Descemos até a quadra, admiramos a horta e nos dirigimos até uma das casas. Como ainda estavam terminando de limpar a sala, entramos pela porta da lavanderia. Meu pai subiu os poucos degraus, colocou a mão no batente da porta e comentou: “está firme, foi bem-feito!” Percebi a sua satisfação e orgulho por tudo estar tão bem conservado, e me lembro do texto em Col. 3.23 que diz: “Tudo o que fizerem, façam de todo o coração, como para o SENHOR e não para as pessoas.” Assim era meu pai, sempre buscando a excelência em tudo o que fazia, p.ex., conferindo o alinhamento dos azulejos.
A pandemia presente nos últimos dois anos trouxe novos e grandes desafios.
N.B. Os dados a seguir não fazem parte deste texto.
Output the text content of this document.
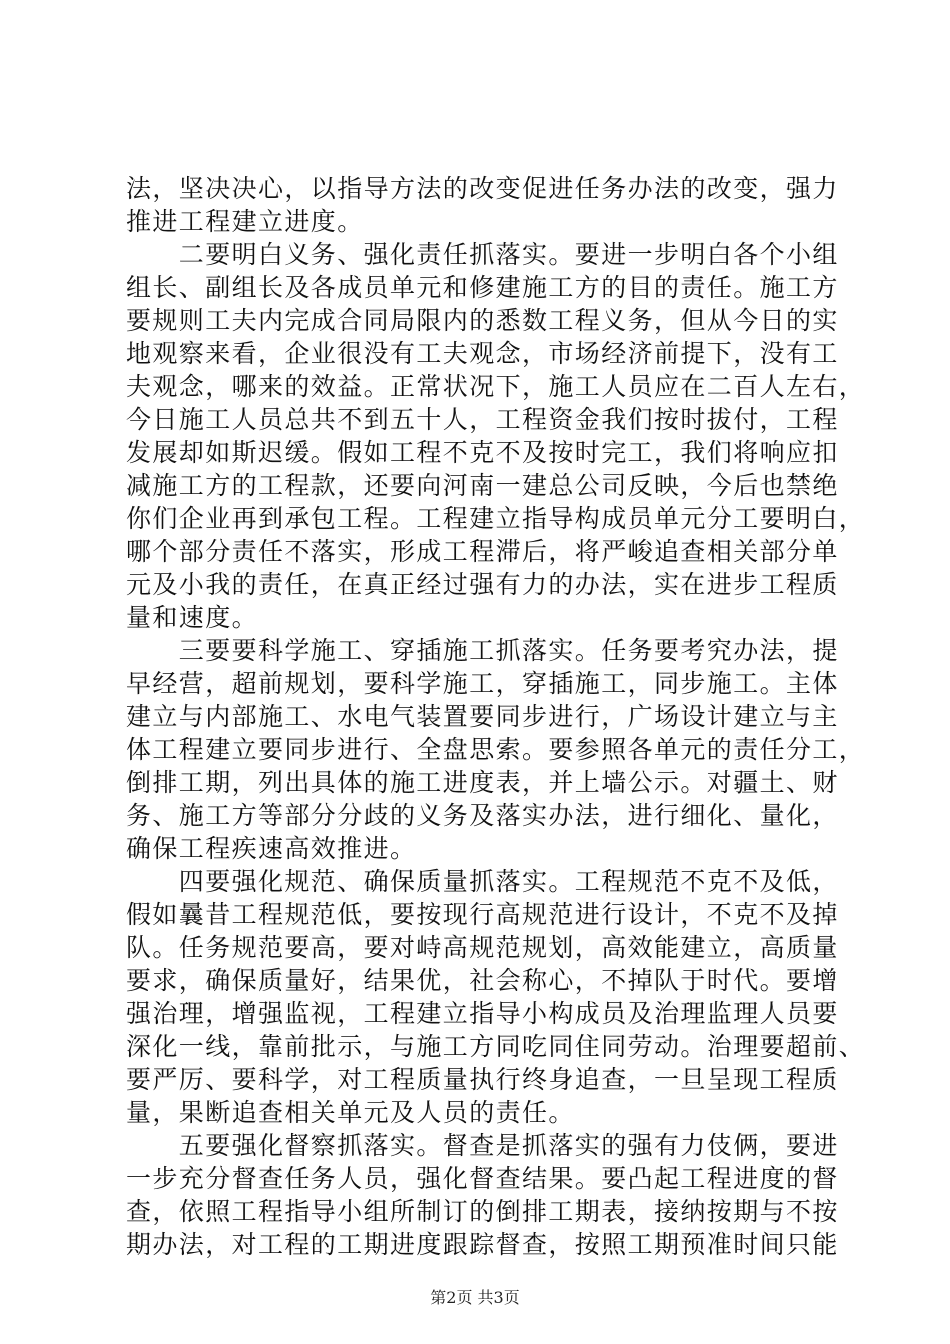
法，坚决决心，以指导方法的改变促进任务办法的改变，强力
推进工程建立进度。
　　二要明白义务、强化责任抓落实。要进一步明白各个小组
组长、副组长及各成员单元和修建施工方的目的责任。施工方
要规则工夫内完成合同局限内的悉数工程义务，但从今日的实
地观察来看，企业很没有工夫观念，市场经济前提下，没有工
夫观念，哪来的效益。正常状况下，施工人员应在二百人左右，
今日施工人员总共不到五十人，工程资金我们按时拔付，工程
发展却如斯迟缓。假如工程不克不及按时完工，我们将响应扣
减施工方的工程款，还要向河南一建总公司反映，今后也禁绝
你们企业再到承包工程。工程建立指导构成员单元分工要明白，
哪个部分责任不落实，形成工程滞后，将严峻追查相关部分单
元及小我的责任，在真正经过强有力的办法，实在进步工程质
量和速度。
　　三要要科学施工、穿插施工抓落实。任务要考究办法，提
早经营，超前规划，要科学施工，穿插施工，同步施工。主体
建立与内部施工、水电气装置要同步进行，广场设计建立与主
体工程建立要同步进行、全盘思索。要参照各单元的责任分工，
倒排工期，列出具体的施工进度表，并上墙公示。对疆土、财
务、施工方等部分分歧的义务及落实办法，进行细化、量化，
确保工程疾速高效推进。
　　四要强化规范、确保质量抓落实。工程规范不克不及低，
假如曩昔工程规范低，要按现行高规范进行设计，不克不及掉
队。任务规范要高，要对峙高规范规划，高效能建立，高质量
要求，确保质量好，结果优，社会称心，不掉队于时代。要增
强治理，增强监视，工程建立指导小构成员及治理监理人员要
深化一线，靠前批示，与施工方同吃同住同劳动。治理要超前、
要严厉、要科学，对工程质量执行终身追查，一旦呈现工程质
量，果断追查相关单元及人员的责任。
　　五要强化督察抓落实。督查是抓落实的强有力伎俩，要进
一步充分督查任务人员，强化督查结果。要凸起工程进度的督
查，依照工程指导小组所制订的倒排工期表，接纳按期与不按
期办法，对工程的工期进度跟踪督查，按照工期预准时间只能
第2页 共3页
As crianças, os adolescentes e suas famílias e todos nós, em certa medida, experimentamos o medo, o isolamento, a falta de alimentos, o desemprego e o luto, ao mesmo tempo em que nos solidarizamos com o outro e percebemos oportunidades para dividir.
No “Núcleo Criança Feliz” não foi diferente. Contando com empresas e instituições parceiras, doadores fiéis, equipe, colaboradores, voluntários e o apoio de uma Congregação local, formada por pessoas apaixonadas por Jesus, permitiu que em 2020, 148 crianças e adolescentes fossem atendidos através da distribuição de 10 mil kg de alimentos, kits de higiene, de limpeza e máscaras; acompanhamento e atividades online, materiais didáticos e complementares e, sobretudo, mensagens de esperança.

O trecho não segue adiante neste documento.